Antes de trocar a sociedade pela literatura eu era confuso. Sentia a sério que nada era muito sério no Brasil. Parecia-me que no Brasil o responsável nunca estava: que sempre e sempre ele tinha saído para um cafezinho, para dar uma carona à filha até o shopping. E,  no trânsito, nas ruas e saguões eram todos graves, seriíssimos. E mais, furiosos. O brasileiro que vai daqui para ali é o furioso nato. Rodrigueano - conheci um jovem roqueiro de nome Saldanha que desconhecia Nelson Rodrigues, mas aí é outra história.

Sem saída, escrevo por falta de um navio com roda de pás lateral em que eu fuja de Três Corações pelo rio Verde. Três Corações, se ignoras, é um buraco em que se cai, é um cu donde não se sai. E não por isso eu escrevo. Em homenagem à cidadela tricoronária, escrevo por troca da chance que ela me dá de ir bêubo rua fora à noite e topar com um cometa. 

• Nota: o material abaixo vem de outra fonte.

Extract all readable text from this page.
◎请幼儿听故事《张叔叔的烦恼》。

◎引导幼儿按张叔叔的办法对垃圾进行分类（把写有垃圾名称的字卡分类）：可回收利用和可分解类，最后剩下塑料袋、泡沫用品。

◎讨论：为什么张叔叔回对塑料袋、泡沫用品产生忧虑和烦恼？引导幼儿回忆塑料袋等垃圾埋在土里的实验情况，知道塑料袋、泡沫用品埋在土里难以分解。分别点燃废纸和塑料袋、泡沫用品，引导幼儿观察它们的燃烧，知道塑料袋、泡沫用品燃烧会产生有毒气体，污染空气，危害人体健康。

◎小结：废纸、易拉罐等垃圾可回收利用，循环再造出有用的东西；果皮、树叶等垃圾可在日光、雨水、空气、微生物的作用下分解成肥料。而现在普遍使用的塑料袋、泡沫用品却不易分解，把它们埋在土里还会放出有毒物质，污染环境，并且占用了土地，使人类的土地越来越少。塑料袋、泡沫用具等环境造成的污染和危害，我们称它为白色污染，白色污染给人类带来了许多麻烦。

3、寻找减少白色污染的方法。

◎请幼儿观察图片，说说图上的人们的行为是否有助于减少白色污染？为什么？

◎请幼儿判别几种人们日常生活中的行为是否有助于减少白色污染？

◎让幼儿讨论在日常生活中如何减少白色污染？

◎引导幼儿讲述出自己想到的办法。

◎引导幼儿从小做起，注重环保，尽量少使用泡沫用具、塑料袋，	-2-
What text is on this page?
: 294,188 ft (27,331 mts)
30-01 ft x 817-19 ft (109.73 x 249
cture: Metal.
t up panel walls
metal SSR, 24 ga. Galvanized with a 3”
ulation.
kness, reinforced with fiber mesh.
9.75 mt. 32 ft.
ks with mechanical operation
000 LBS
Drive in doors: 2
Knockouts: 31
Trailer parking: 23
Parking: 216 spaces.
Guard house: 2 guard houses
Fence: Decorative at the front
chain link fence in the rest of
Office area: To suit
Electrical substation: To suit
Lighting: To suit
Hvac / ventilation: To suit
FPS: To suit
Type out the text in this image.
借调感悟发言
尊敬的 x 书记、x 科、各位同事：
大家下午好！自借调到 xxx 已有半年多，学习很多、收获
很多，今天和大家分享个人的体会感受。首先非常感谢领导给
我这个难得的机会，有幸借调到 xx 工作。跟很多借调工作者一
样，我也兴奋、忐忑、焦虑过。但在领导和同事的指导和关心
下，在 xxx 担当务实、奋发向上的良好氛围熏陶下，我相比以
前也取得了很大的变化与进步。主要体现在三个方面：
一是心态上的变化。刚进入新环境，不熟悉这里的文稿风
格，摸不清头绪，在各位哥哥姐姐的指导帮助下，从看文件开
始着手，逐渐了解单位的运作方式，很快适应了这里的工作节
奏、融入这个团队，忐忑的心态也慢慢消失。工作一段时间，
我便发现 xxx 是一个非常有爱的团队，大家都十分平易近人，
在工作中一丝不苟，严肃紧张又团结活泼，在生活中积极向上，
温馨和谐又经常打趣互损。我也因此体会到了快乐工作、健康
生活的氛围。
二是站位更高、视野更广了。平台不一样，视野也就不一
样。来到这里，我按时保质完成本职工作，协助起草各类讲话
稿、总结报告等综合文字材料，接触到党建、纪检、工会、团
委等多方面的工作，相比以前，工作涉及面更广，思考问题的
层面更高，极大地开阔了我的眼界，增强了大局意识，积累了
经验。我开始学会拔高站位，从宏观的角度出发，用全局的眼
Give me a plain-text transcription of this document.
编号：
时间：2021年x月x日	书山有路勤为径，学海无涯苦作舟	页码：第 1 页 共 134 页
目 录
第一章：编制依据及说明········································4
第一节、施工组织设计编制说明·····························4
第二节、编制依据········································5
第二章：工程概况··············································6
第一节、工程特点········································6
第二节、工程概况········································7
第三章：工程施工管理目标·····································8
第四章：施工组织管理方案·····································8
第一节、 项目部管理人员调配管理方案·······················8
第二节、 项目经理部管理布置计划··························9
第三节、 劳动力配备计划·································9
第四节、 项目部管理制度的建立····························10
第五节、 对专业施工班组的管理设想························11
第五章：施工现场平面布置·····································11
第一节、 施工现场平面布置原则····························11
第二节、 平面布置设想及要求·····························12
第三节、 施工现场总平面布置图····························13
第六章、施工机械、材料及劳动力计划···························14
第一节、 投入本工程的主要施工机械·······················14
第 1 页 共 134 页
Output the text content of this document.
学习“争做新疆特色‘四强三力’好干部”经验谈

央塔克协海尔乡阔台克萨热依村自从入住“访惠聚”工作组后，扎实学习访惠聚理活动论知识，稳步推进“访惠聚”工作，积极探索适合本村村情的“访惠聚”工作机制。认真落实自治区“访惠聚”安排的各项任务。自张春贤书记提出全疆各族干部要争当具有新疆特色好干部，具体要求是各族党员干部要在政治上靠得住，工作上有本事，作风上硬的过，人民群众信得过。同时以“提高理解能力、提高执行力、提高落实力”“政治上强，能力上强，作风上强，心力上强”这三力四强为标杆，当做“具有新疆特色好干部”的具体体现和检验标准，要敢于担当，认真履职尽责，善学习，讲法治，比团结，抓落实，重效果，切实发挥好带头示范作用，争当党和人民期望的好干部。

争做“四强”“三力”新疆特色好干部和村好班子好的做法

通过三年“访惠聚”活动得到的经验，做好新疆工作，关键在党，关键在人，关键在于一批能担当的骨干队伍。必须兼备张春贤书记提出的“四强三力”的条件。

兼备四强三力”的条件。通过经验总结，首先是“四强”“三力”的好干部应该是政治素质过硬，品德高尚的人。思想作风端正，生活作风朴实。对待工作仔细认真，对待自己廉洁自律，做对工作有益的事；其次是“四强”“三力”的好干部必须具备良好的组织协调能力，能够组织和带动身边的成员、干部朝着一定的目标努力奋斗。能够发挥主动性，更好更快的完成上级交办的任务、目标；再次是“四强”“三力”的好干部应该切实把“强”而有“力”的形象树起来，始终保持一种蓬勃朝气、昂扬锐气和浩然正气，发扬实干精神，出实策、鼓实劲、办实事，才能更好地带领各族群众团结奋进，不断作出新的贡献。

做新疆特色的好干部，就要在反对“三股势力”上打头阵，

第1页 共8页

No reino em que vivo e me criei, vi tudo e descabacei El Rei.
Rei Pelé e Lelo de Brito
Fotografia: Ricardo Marcato
Escrevo, a rigor, por não ter nascido persa: se o tivesse venderia tapetes voadores de segunda mão. Porque meu sentimento do mundo é o de ser eu um barco rebocador de navios, preto, sujo e obstinado. 

Ah, que nos entretermos com sandices assim de nada sirva a alguém. Pensar, que importa? Pensar é uma bobagem grega. Nada valerá mais que a desobstrução do gesto e da palavra, das vozes e contam e cantam. Ainda que vozes em croniquetas que se vendem em rodoviárias. 

Sou apenas um ameríndio, afinal. Um cronista mulato, descendente de povos capazes de ouvir crescer a grama e de enxergar através da neblina. Um retirado da sociedade, desinteressado da vida, que vive entre vozes e palavras vãs. Que sabe que se pode falhar tanto em companhia como em solidão. E escreve. 

Quem lê?

(o final não é feliz, histórias alegres irritam)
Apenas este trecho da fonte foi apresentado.